A grand jury in the Northern District of Illinois and the Commodity Futures Trading Commission both issued subpoenas to Chicago-based CME, days after MF Global's Oct. 31 bankruptcy filing.

CME disclosed the moves in a regulatory filing Tuesday, and separately received a request for documents from the Securities Investor Protection Corp., which took over liquidation of MF Global's estate following the futures firm's downfall.

"We're cooperating with investigating authorities, and there are lawsuits concerning MF Global that name CME Group," said a spokeswoman for the Chicago exchange operator. She said CME's participation in the probes had been previously disclosed.

A spokesman for the Illinois District Court declined comment.

CME's role as auditor of MF Global's books and supervisor of its conduct has come under scrutiny following the firm's collapse. An estimated $1.6 billion in customer assets remains out of reach for the trustee unwinding MF Global's brokerage business, and exchange executives maintain that staff at the brokerage illegally tapped into client funds to shore up its capital position during its final days.

Auditors from CME combed MF Global's books just days before the firm went bankrupt but found nothing amiss until MF Global notified the exchange and federal regulators of a $900 million shortfall in client funds Oct. 30. The gap prevented the sale of MF Global to a rival and sealed its fall into bankruptcy the next day.

On Nov. 1 CME received a subpoena from the Northern District of Illinois, which formed a grand jury to assess the matter. On Nov. 3, the Commodity Futures Trading Commission also subpoenaed CME.

The SIPC trustee's request for documents came on Jan. 31, according to CME's spokeswoman.

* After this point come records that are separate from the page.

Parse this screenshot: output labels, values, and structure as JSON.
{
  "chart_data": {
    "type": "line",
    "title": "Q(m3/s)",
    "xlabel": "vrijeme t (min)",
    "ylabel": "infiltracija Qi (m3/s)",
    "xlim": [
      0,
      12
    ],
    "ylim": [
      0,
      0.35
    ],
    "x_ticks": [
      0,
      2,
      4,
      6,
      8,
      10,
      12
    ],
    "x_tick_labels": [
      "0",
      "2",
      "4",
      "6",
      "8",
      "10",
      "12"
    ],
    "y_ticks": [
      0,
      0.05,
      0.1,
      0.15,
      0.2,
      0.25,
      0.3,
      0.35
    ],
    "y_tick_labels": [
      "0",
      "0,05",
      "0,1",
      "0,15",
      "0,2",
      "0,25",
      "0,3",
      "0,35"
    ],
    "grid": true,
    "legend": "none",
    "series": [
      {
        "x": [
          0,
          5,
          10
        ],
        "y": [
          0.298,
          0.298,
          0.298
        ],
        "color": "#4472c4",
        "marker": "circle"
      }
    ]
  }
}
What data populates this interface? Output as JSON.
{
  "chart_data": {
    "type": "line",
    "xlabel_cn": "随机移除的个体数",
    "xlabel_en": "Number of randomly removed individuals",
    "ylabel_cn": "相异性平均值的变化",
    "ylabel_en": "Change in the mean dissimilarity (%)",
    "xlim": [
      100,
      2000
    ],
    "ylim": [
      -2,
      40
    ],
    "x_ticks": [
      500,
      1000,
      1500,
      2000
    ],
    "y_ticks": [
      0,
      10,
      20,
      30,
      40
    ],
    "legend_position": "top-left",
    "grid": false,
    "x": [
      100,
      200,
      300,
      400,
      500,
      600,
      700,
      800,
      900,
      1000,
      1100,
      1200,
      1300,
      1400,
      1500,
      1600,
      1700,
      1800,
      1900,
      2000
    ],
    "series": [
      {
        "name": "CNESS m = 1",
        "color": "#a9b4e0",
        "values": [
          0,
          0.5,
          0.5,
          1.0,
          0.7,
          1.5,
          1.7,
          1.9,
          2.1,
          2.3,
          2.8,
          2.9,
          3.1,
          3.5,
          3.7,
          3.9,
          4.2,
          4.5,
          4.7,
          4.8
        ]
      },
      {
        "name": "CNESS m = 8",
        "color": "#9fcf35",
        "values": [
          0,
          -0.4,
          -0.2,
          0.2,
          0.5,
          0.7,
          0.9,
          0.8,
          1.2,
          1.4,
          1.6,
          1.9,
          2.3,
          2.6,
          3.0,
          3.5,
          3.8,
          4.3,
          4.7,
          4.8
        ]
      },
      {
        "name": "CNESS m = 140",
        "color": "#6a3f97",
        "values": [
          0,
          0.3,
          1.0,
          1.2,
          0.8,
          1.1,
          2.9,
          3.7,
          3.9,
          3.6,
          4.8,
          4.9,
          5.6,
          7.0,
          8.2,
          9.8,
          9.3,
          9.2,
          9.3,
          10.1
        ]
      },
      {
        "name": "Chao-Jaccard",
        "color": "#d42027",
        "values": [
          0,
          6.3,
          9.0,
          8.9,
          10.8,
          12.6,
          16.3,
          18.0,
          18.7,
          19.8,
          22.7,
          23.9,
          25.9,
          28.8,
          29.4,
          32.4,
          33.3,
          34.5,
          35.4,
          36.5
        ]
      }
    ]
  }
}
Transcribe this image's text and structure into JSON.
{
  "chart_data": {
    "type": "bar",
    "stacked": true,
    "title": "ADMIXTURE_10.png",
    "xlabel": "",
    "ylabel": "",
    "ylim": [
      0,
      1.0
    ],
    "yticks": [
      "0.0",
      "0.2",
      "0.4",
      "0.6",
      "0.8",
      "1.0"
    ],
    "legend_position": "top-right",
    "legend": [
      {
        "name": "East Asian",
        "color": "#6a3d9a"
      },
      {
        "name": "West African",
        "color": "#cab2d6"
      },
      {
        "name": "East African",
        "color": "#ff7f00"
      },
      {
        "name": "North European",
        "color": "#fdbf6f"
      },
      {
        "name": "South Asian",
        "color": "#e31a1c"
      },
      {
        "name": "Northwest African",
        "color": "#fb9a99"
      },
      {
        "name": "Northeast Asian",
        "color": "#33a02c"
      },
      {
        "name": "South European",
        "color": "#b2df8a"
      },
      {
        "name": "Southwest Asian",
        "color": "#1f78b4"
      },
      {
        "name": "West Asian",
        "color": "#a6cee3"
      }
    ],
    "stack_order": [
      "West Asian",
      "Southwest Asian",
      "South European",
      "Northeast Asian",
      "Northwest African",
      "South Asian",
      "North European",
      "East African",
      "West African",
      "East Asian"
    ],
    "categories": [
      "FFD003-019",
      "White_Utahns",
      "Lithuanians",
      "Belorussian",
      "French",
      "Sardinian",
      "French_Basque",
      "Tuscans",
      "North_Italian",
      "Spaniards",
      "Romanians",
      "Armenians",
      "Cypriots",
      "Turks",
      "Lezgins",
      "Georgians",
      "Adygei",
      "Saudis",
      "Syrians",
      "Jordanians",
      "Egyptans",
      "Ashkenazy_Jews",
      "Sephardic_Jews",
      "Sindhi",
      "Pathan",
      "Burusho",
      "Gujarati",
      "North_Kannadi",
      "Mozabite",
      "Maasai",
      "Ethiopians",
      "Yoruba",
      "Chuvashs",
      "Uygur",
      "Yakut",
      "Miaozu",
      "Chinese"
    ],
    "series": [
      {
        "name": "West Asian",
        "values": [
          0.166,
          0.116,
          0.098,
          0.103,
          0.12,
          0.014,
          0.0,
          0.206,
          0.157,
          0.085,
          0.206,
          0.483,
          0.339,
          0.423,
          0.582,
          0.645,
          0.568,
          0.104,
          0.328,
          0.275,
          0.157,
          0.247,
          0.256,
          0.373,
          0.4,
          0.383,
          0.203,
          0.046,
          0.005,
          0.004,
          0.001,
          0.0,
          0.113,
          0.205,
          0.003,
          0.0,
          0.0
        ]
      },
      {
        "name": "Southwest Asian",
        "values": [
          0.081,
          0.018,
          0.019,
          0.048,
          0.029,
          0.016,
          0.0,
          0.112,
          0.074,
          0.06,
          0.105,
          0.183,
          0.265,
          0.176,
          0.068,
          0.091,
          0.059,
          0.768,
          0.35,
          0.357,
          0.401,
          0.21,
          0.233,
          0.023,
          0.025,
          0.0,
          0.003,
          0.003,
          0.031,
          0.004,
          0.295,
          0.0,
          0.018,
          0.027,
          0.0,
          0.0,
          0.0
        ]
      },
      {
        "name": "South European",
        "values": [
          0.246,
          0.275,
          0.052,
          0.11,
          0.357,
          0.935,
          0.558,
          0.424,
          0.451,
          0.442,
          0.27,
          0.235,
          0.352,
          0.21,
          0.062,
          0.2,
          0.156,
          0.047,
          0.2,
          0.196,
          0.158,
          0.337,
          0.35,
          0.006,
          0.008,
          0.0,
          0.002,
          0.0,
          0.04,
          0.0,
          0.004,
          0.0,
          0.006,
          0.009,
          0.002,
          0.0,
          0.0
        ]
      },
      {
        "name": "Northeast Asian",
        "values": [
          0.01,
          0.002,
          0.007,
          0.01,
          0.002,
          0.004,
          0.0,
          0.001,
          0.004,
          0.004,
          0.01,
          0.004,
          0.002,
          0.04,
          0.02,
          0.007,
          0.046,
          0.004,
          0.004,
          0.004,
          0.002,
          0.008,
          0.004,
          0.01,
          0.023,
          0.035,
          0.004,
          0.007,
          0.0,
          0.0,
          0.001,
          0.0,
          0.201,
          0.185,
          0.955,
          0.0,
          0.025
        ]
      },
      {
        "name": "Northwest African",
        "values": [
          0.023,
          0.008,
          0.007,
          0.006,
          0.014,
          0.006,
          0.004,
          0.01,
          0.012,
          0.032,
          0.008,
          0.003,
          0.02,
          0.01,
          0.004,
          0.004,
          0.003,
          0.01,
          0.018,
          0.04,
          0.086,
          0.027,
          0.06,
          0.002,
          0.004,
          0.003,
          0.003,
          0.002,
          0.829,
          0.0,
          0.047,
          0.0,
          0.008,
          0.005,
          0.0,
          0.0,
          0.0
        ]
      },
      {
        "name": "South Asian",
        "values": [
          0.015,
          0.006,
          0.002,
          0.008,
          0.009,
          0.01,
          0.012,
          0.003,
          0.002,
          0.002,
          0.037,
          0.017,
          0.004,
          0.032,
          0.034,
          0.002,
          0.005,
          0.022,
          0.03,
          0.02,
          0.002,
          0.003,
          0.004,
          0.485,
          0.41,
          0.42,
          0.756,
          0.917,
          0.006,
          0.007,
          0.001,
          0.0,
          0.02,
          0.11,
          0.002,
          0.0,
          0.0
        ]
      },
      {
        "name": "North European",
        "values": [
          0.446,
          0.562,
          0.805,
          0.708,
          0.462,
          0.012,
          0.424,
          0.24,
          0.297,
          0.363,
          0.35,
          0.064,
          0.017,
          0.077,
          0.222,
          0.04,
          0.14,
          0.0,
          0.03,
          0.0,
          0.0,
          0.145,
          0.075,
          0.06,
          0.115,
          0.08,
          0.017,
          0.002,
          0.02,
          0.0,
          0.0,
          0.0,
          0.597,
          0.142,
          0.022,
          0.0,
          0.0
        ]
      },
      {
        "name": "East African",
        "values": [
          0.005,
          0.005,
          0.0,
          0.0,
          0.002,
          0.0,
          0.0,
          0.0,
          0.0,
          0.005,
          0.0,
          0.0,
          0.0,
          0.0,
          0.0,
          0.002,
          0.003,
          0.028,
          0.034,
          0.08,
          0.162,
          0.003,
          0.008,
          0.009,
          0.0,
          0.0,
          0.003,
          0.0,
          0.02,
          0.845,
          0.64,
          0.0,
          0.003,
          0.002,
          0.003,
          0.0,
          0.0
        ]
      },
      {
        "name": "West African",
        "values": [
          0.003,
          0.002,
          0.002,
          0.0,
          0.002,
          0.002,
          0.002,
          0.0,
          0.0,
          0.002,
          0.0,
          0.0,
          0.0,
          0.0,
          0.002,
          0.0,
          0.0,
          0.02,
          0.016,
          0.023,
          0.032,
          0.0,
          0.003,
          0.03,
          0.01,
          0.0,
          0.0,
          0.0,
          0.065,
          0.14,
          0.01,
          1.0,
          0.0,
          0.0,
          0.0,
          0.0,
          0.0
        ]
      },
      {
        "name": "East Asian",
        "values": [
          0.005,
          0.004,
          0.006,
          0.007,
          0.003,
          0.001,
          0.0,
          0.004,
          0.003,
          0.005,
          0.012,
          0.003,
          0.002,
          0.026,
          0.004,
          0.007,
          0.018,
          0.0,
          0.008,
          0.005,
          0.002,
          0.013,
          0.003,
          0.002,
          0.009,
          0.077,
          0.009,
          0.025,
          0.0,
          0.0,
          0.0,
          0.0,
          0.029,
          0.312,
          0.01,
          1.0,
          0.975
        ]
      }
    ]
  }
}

CME has sought to mitigate fallout from the MF Global debacle, coordinating a massive migration of its customers to other brokerage firms, putting up a financial guarantee aimed to help return some money to MF's former clients and participating in investigators' probes of the episode. So far former customers have gotten back about 72 cents on every dollar they had with MF Global.

Regulators are also looking into how CME handled the audit process for MF Global as part of their inquiry into the collapse, and some in Washington have called for the exchange group's regulatory functions to be hived off into a separate entity to eliminate any potential conflicts of interest. CME has not been accused of any wrongdoing in the matter.

Separately CME acknowledged a raft of lawsuits that former customers have aimed at the exchange company, as well as MF Global executives and its former bank J.P. Morgan Chase & Co. (JPM). Three suits have been filed this year in New York federal court alongside an earlier suit lodged in Michigan state court, seeking damages for "aiding and abetting breach of fiduciary duty," according to CME's Tuesday filing.

The lawsuits are expected to be consolidated in federal court in New York, according to CME's filing, and the exchange company believes it has "strong legal and factual defenses to the claims."